While this small network doesn't require many static routes to achieve complete connectivity, and Router1 and Router3 could get by with static default routes pointing to Router2, it is easy to see that the configurations for a large network with hundreds of network segments and routers would be very complex. 

DISADVANTAGES

   While static routing has advantages over dynamic routing, it is not without its disadvantages. The price of its simplicity is a lack of scalability. For five network segments on three routers, computing an appropriate route from every router to every destination is not difficult.

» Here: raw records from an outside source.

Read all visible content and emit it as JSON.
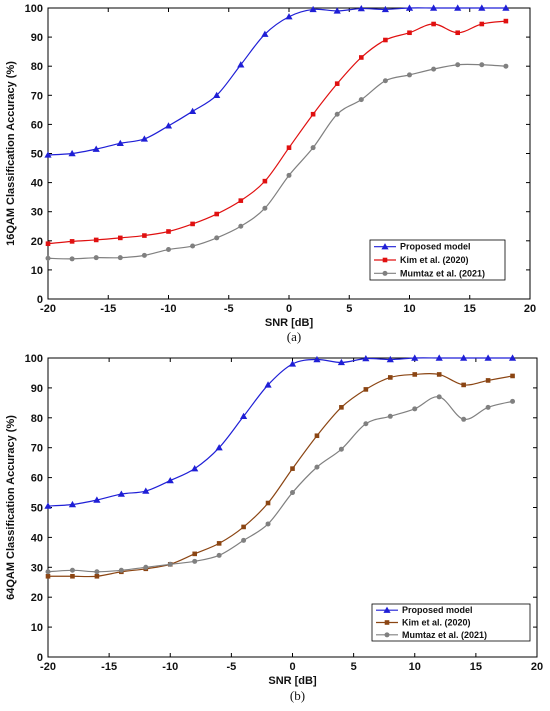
{
  "chart_data": [
    {
      "type": "line",
      "caption": "(a)",
      "xlabel": "SNR [dB]",
      "ylabel": "16QAM Classification Accuracy (%)",
      "xlim": [
        -20,
        20
      ],
      "ylim": [
        0,
        100
      ],
      "xticks": [
        -20,
        -15,
        -10,
        -5,
        0,
        5,
        10,
        15,
        20
      ],
      "yticks": [
        0,
        10,
        20,
        30,
        40,
        50,
        60,
        70,
        80,
        90,
        100
      ],
      "x": [
        -20,
        -18,
        -16,
        -14,
        -12,
        -10,
        -8,
        -6,
        -4,
        -2,
        0,
        2,
        4,
        6,
        8,
        10,
        12,
        14,
        16,
        18
      ],
      "legend_position": "bottom-right",
      "series": [
        {
          "name": "Proposed model",
          "color": "#1f1fd6",
          "marker": "triangle",
          "values": [
            49.5,
            50,
            51.5,
            53.5,
            55,
            59.5,
            64.5,
            70,
            80.5,
            91,
            97,
            99.5,
            99,
            99.8,
            99.5,
            100,
            100,
            100,
            100,
            100
          ]
        },
        {
          "name": "Kim et al. (2020)",
          "color": "#e01010",
          "marker": "square",
          "values": [
            19,
            19.8,
            20.3,
            21,
            21.8,
            23.2,
            25.8,
            29.2,
            33.8,
            40.5,
            52,
            63.5,
            74,
            83,
            89,
            91.5,
            94.5,
            91.5,
            94.5,
            95.5
          ]
        },
        {
          "name": "Mumtaz et al. (2021)",
          "color": "#808080",
          "marker": "circle",
          "values": [
            14,
            13.8,
            14.2,
            14.2,
            15,
            17,
            18.2,
            21,
            25,
            31.2,
            42.5,
            52,
            63.5,
            68.5,
            75,
            77,
            79,
            80.5,
            80.5,
            80
          ]
        }
      ]
    },
    {
      "type": "line",
      "caption": "(b)",
      "xlabel": "SNR [dB]",
      "ylabel": "64QAM Classification Accuracy (%)",
      "xlim": [
        -20,
        20
      ],
      "ylim": [
        0,
        100
      ],
      "xticks": [
        -20,
        -15,
        -10,
        -5,
        0,
        5,
        10,
        15,
        20
      ],
      "yticks": [
        0,
        10,
        20,
        30,
        40,
        50,
        60,
        70,
        80,
        90,
        100
      ],
      "x": [
        -20,
        -18,
        -16,
        -14,
        -12,
        -10,
        -8,
        -6,
        -4,
        -2,
        0,
        2,
        4,
        6,
        8,
        10,
        12,
        14,
        16,
        18
      ],
      "legend_position": "bottom-right",
      "series": [
        {
          "name": "Proposed model",
          "color": "#1f1fd6",
          "marker": "triangle",
          "values": [
            50.5,
            51,
            52.5,
            54.5,
            55.5,
            59,
            63,
            70,
            80.5,
            91,
            98,
            99.5,
            98.5,
            99.8,
            99.5,
            100,
            100,
            100,
            100,
            100
          ]
        },
        {
          "name": "Kim et al. (2020)",
          "color": "#8b4513",
          "marker": "square",
          "values": [
            27,
            27,
            27,
            28.5,
            29.5,
            31,
            34.5,
            38,
            43.5,
            51.5,
            63,
            74,
            83.5,
            89.5,
            93.5,
            94.5,
            94.5,
            91,
            92.5,
            94
          ]
        },
        {
          "name": "Mumtaz et al. (2021)",
          "color": "#808080",
          "marker": "circle",
          "values": [
            28.5,
            29,
            28.5,
            29,
            30,
            31,
            32,
            34,
            39,
            44.5,
            55,
            63.5,
            69.5,
            78,
            80.5,
            83,
            87,
            79.5,
            83.5,
            85.5
          ]
        }
      ]
    }
  ]
}
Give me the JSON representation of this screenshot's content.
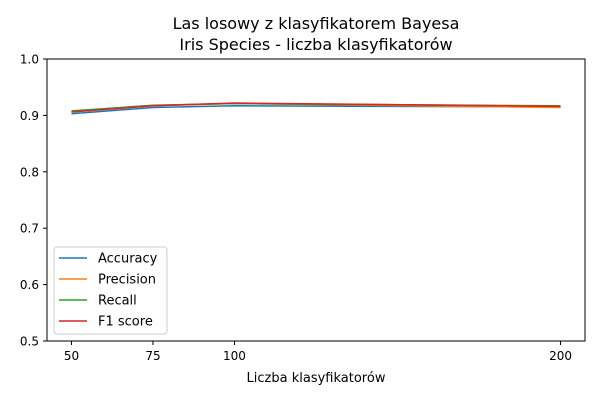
{
  "chart_data": {
    "type": "line",
    "title": "Las losowy z klasyfikatorem Bayesa",
    "subtitle": "Iris Species - liczba klasyfikatorów",
    "xlabel": "Liczba klasyfikatorów",
    "ylabel": "",
    "x": [
      50,
      75,
      100,
      200
    ],
    "xlim": [
      42.5,
      207.5
    ],
    "ylim": [
      0.5,
      1.0
    ],
    "xticks": [
      "50",
      "75",
      "100",
      "200"
    ],
    "yticks": [
      "0.5",
      "0.6",
      "0.7",
      "0.8",
      "0.9",
      "1.0"
    ],
    "legend_position": "lower-left",
    "series": [
      {
        "name": "Accuracy",
        "color": "#1f77b4",
        "values": [
          0.903,
          0.914,
          0.917,
          0.915
        ]
      },
      {
        "name": "Precision",
        "color": "#ff7f0e",
        "values": [
          0.907,
          0.917,
          0.921,
          0.914
        ]
      },
      {
        "name": "Recall",
        "color": "#2ca02c",
        "values": [
          0.908,
          0.918,
          0.921,
          0.917
        ]
      },
      {
        "name": "F1 score",
        "color": "#d62728",
        "values": [
          0.906,
          0.917,
          0.922,
          0.916
        ]
      }
    ]
  }
}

However, many networks are much larger. Consider what the routing might look like for a network with 200 network segments interconnected by more than a dozen routers. To implement static routing, you would need to compute the next hop for each network segment for each router, or more than 2,400 routes! As you can see, the task of precomputing routing tables quickly becomes a burden, and is prone to errors.

       

          you could argue that this computation need only occur once, when the network is first built. But what happens when a network segment moves, or is added? While the computation may be relatively easy, to implement the change, you would have to update the configuration for every router on the network. If you miss one, in the best case, segments attached to that router will be unable to reach the moved or added segment. In the worst case, you'll create a routing loop that affects many routers.

       Finally, because static routing is, by definition, static, it cannot use redundant network links to adapt to a failure in the network. Consider what would happen to our network if we add an additional interface to Router3 and connected it to 172.16.2.0/24, but left routing unchanged. If Router2 fails, Router3 would be unable to adapt to the change in the network topology and would still be unable to reach hosts on 172.16.1.0/24. This inability to adapt to network failures, even when redundant paths are available, and the problems associated with scaling, are the primary motivations behind dynamic routing.